Peristiwa tragedi Bumi Flora, merupakan salah satu dari sekian banyak kasus pelanggaran HAM Berat masa lalu yang terjadi di Aceh yang hingga kini belum terselesaikan, pasca 16 tahun ditandatanganinya MoU Helsinki. Penyelidikan yang dilakukan oleh Komnas HAM telah  menyimpulkan bahwa ada dugaan pelanggaran HAM berat berupa penangkapan, penyiksaan, penembakan sewenang-wenang yang menimbulkan banyaknya korban jiwa, sehingga terbitlah rekomendasi pembentukan tim ad hoc untuk melakukan penyelidikan pro-justicia. Namun, penyelidikan belum dapat diselesaikan hingga 2007 dan kasusnya terkesan mandek. Setidaknya ada 60 persen butir di dalam MoU Helsinki yang belum terealisasikan sehingga pembangunan di Aceh juga masih relatif stagnan. 

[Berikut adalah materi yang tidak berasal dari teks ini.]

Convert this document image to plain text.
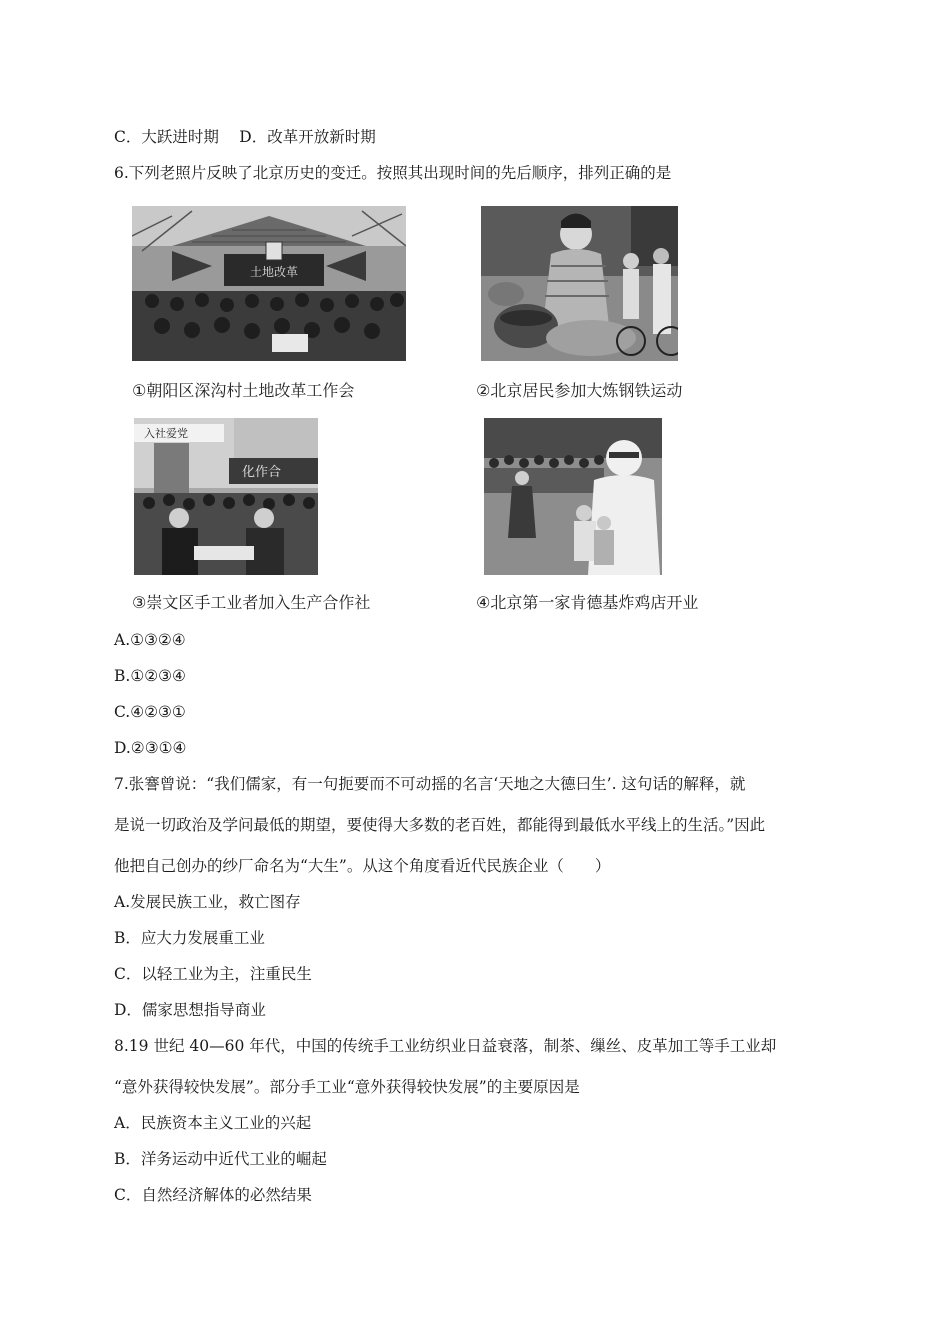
C．大跃进时期　 D．改革开放新时期
6.下列老照片反映了北京历史的变迁。按照其出现时间的先后顺序，排列正确的是
土地改革
①朝阳区深沟村土地改革工作会	②北京居民参加大炼钢铁运动
入社爱党
化作合
③崇文区手工业者加入生产合作社	④北京第一家肯德基炸鸡店开业
A.①③②④
B.①②③④
C.④②③①
D.②③①④
7.张謇曾说：“我们儒家，有一句扼要而不可动摇的名言‘天地之大德曰生’. 这句话的解释，就
是说一切政治及学问最低的期望，要使得大多数的老百姓，都能得到最低水平线上的生活。”因此
他把自己创办的纱厂命名为“大生”。从这个角度看近代民族企业（　　）
A.发展民族工业，救亡图存
B．应大力发展重工业
C．以轻工业为主，注重民生
D．儒家思想指导商业
8.19 世纪 40—60 年代，中国的传统手工业纺织业日益衰落，制茶、缫丝、皮革加工等手工业却
“意外获得较快发展”。部分手工业“意外获得较快发展”的主要原因是
A．民族资本主义工业的兴起
B．洋务运动中近代工业的崛起
C．自然经济解体的必然结果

Terkait masih belum terealisasinya butir-butir pada MoU Helsinki, sudah ada beberapa pihak yang melakukan desakan kepada Pemerintah Pusat dan pihak lainnya yaitu seperti pada pada 29 Maret 2021 kemarin, dimana Juru bicara KPA Pusat (Komite Peuralihan Atjeh), Azhari Cage membacakan pernyataan sikap yang mendesak para Pemerintah untuk segera merealisasikan sejumlah butir MoU Helsinki yang masih belum terealisasikan. Hingga, ada juga desakan dari Ketua Komite Muallimin Aceh, Tengku Zulkarnaini Hamzah pada saat kongres Muallimin Aceh Sumatera tanggal 5 April 2021, yang turut dihadiri oleh Panglima GAM dan eks GAM Tripoli, yang menyampaikan pernyataan bahwa mereka mendesak pemerintah pusat untuk dapat menuntaskan visi damai antara GAM dan RI yang tertuang dalam butir-butir MoU Helsinki, agar perjanjian damai ini dapat terjaga dengan baik. Penyelesaian kasus yang berlarut-larut dan tidak kunjung menemui titik terang tentunya juga membuat para korban masih terkatung-katung menghadapi kesulitan hidupnya masing-masing mulai dari ekonomi, pendidikan, hingga pemulihan trauma.

 

Melihat masih belum adanya perkembangan terkait realisasi butir MoU Helsinki, maka kami menyerukan agar :

  1. Mendesak Pemerintah Pusat untuk melaksanakan poin-poin MoU Helsinki yang menjadi tanggung jawab Pemerintah dalam pemberian keadilan bagi korban pelanggaran HAM di Aceh.
  2. Mendesak Pemerintah Pusat untuk segera membuat instrumen hukum untuk memperkuat keberadaan KKR Nasional, serta Pemerintah Aceh untuk memperkuat kelembagaan KKR Aceh.
  3. Mendesak Jaksa Agung untuk segera melakukan penyidikan atas peristiwa-peristiwa dugaan pelanggaran HAM berat di Aceh yang telah direkomendasikan oleh Komnas HAM di antaranya adalah Tragedi Simpang Kertas Kraft Aceh, Tragedi Jambo Keupok, dan Rumoh Geudong.
  4. Komnas HAM untuk segera melanjutkan penyelidikan pro justisia terhadap peristiwa-peristiwa dugaan pelanggaran HAM berat selama kurun waktu operasi militer di Aceh, seperti peristiwa Bumi Flora, Penghilangan Orang Secara Paksa di Bener Meriah, dan peristiwa-peristiwa kekerasan yang terjadi selama penerapan status DOM diberlakukan di Aceh.